March 25, 2017
Scripture Reading – Mark 3-4
Jesus had been teaching parables throughout the day with crowds so large He launched out from the lakeshore where he sat in a boat while He taught. Exhausted from teaching, Jesus asked His disciples to cross the lake to the other shore (7 miles away), lying down in the boat, He slept.
The Sea of Galilee (14 miles long and 7 miles wide) is notorious for violent storms. Lying 700 feet below sea level, the Sea of Galilee has a sub-tropical climate that is warm and pleasant year round (much like our own Tampa Bay). Surrounded by the Galilean mountains and the Golan Heights, the Sea of Galilee is part of the Jordan rift. Cold winds from the snow-covered mountain peaks to the north often push down through the hillsides that act as a funnel sending cold air colliding into the warm sub-tropical air of the Sea of Galilee causing sudden, violent storms.
We read of this occasion in the Gospel of Matthew: “there arose a great tempest in the sea, insomuch that the ship was covered with the waves: but He was asleep” (Matthew 8:24).
At least four of the disciples were experienced fishermen; however, even those veteran sailors were unable to salvage the desperate situation they were in. With cold winds whipping at the sailors and waves crashing into the ship, the disciples exhausted themselves trying to keep the vessel afloat. Finally they cried out, “Master, carest thou not that we perish?” (Mark 4:38).
Allow me to close with some observations and what I hope will be some practical lessons. The first, storms in life challenge our faith and acceptance of God’s will. Before the disciples launched the boat out into the sea, Jesus knew the weakness of His disciples’ faith and their failure to put their trust Him.

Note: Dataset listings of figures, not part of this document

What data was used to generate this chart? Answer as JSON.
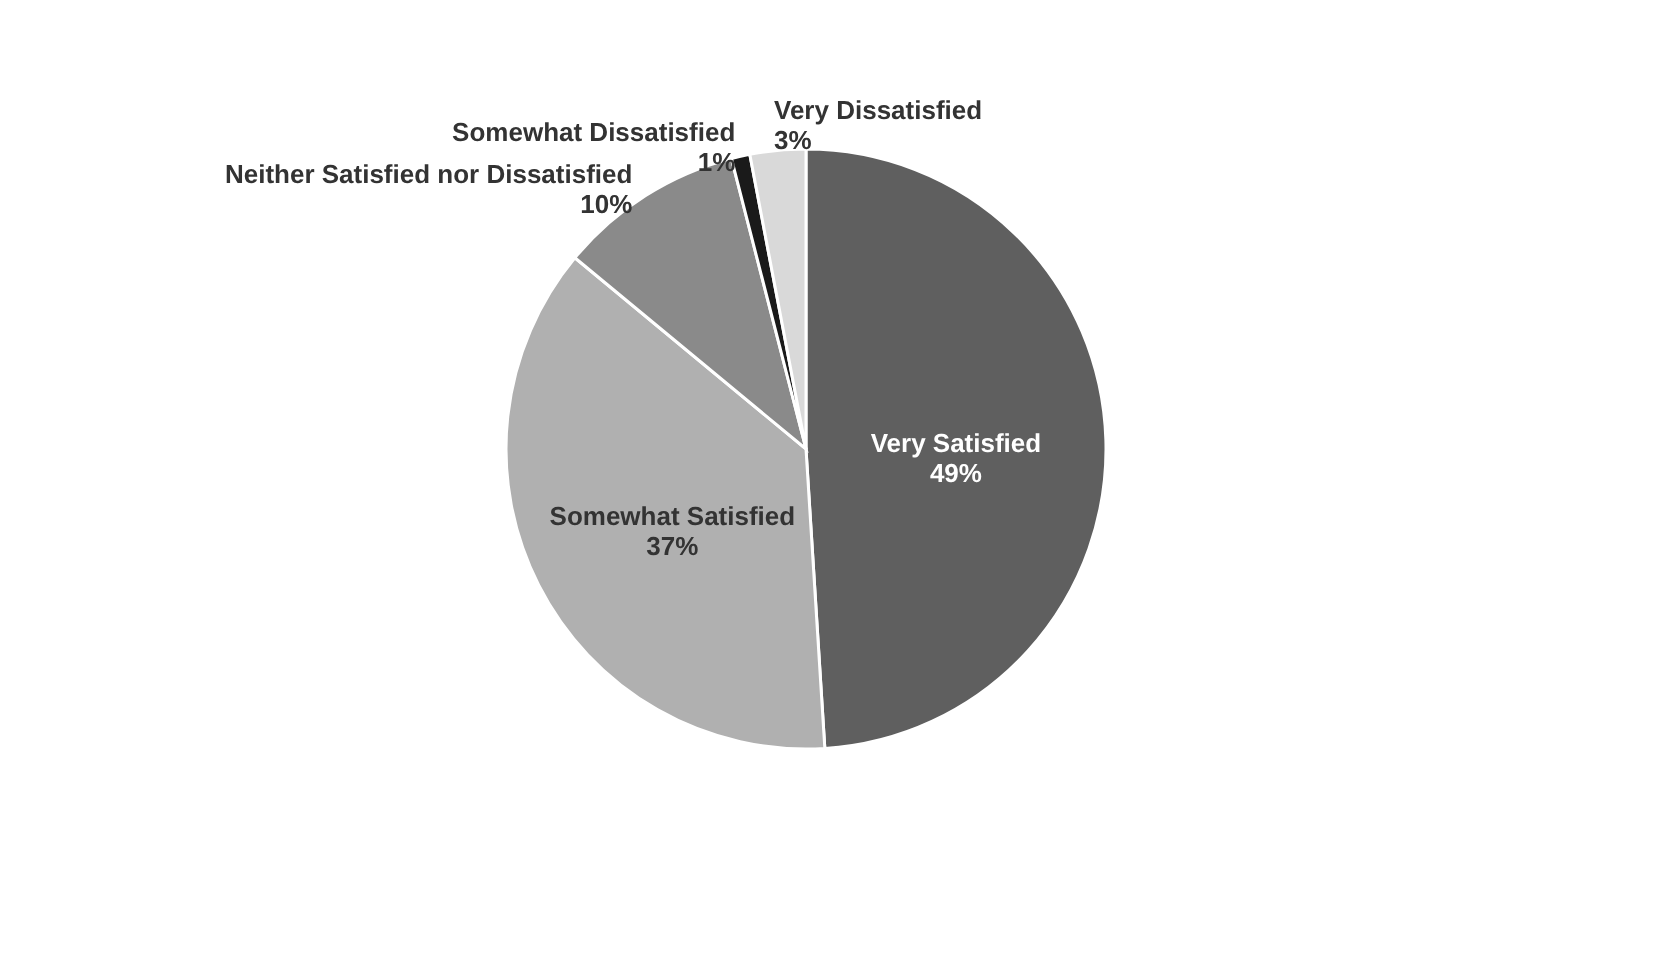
{
  "chart_data": {
    "type": "pie",
    "categories": [
      "Very Satisfied",
      "Somewhat Satisfied",
      "Neither Satisfied nor Dissatisfied",
      "Somewhat Dissatisfied",
      "Very Dissatisfied"
    ],
    "values": [
      49,
      37,
      10,
      1,
      3
    ],
    "colors": [
      "#5f5f5f",
      "#b0b0b0",
      "#8a8a8a",
      "#1a1a1a",
      "#d9d9d9"
    ],
    "value_labels": [
      "49%",
      "37%",
      "10%",
      "1%",
      "3%"
    ]
  }
}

A second lesson, your response to personal storms and trials evidences your faith or lack of faith in God and His plan for your life. The disciples’ response to the storm revealed they did not fully know Who Jesus was! After He commanded the wind and the waves to cease, we read: “they feared exceedingly, and said one to another, What manner of man is this, that even the wind and the sea obey Him?” (Mark 4:41). Jesus used the storm as an opportunity to reveal Who He was and His disciples were struck with fear, awe, and respect.
Someone reading this devotion is in the midst of a storm and feeling overwhelmed by pressing trials. I encourage you to rest in this truth:
Psalm 89:8-9 – “O Lord God of host….Thou rulest the raging of the sea: when the waves thereof arise, thou stillest them.”